The following SSRI medications may be used in the following ways:
- Fluoxetine for OCD, depression, panic, social anxiety, PTSD, generalized anxiety
- Fluvoxamine for OCD, social anxiety, panic, PTSD, and generalized anxiety
- Sertraline for OCD, social anxiety, panic, PTSD, and generalized anxiety
- Paroxetine for OCD, social anxiety, panic, PTSD, and generalized anxiety
- Escitalopram oxalate for OCD, social anxiety, panic, PTSD, and generalized anxiety
- Citalopram for OCD, panic, PTSD, generalized anxiety
SSRIs: Side effects and risks
These medications can cause:
- Nausea and other stomach complaints
- Feelings of restlessness
- Visual disturbances
- A dry mouth
- Loss of appetite
- Difficulty sleeping
- Sexual dysfunction
- Feeling agitated or anxious
SSRIs can also cause withdrawal reactions such as anxiety, stomach issues, fatigue, feeling wobbly/unstable, headaches, nausea and vomiting, tremors, paresthesia (burning or prickling in the limbs) and visual disturbances, can occur if the medication is stopped abruptly.
SSRIs are reported to take longer to work in cases of obsessive compulsive disorder, compared with other anxiety disorders. Those suffering from panic disorder and post traumatic stress disorder are often reported to be more sensitive to the effects of SSRIs and so lower doses are needed initially to enable people to adjust.
Studies report that SSRIs decrease the frequency of panic attacks and in some cases completely eliminates them, they can lessen anticipatory anxiety, and even reduce phobic symptoms. In post traumatic stress disorder, some symptoms are reported to be more responsive to SSRI therapy than psychological approaches involving re-experiencing of the trauma. Generalized anxiety disorder and social anxiety disorder are also reported to receive a clear benefits from SSRIs — compared to benzodiazepines which reduce physical symptoms, antidepressants are reported to be more effective for psychic symptoms, such as worries.

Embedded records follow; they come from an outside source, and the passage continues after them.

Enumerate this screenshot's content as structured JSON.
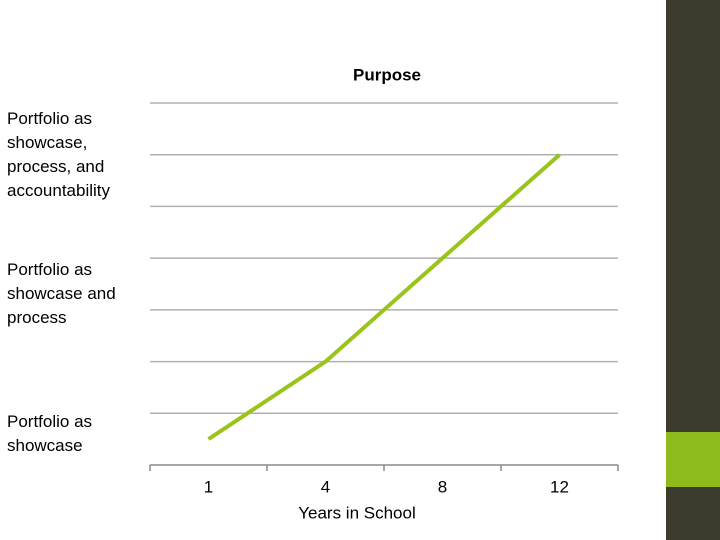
{
  "chart_data": {
    "type": "line",
    "title": "Purpose",
    "x_label": "Years in School",
    "categories": [
      "1",
      "4",
      "8",
      "12"
    ],
    "series": [
      {
        "name": "Purpose",
        "color": "#9ac31c",
        "values": [
          0.5,
          2,
          4,
          6
        ]
      }
    ],
    "ylim": [
      0,
      7
    ],
    "yticks": [
      {
        "value": 0.6,
        "label": "Portfolio as showcase"
      },
      {
        "value": 3.3,
        "label": "Portfolio as showcase and process"
      },
      {
        "value": 6,
        "label": "Portfolio as showcase, process, and accountability"
      }
    ],
    "ygrid": [
      1,
      2,
      3,
      4,
      5,
      6,
      7
    ],
    "grid": true
  }
}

However as stated earlier, research is inconsistent. A recent study analyzed all clinical trials looking at the benefit of the SSRI paroxetine in comparison to placebos for treating generalized anxiety disorder or panic disorder and found that they had little benefit over placebo. The individuals given placebos experienced a similar benefit that was nearly 80 percent as effective and so much of their effect is not likely to be due to the drug's specific ingredients.
A recent study found that pharmaceutical companies were not being transparent regarding all of the results of drug trials. When documents from 70 different double-blind, placebo-controlled trials of selective serotonin reuptake inhibitors (SSRI) (and serotonin and norepinephrine reuptake inhibitors (SNRI)) were examined, it was found that the extent of serious harm in clinical study reports largely went unreported. For example, the reports showed that the risk of suicide and violence were four to five times more common, as was the risk of experiencing a psychotic event. Yet this is not declared as a risk for most people when being prescribed antidepressants.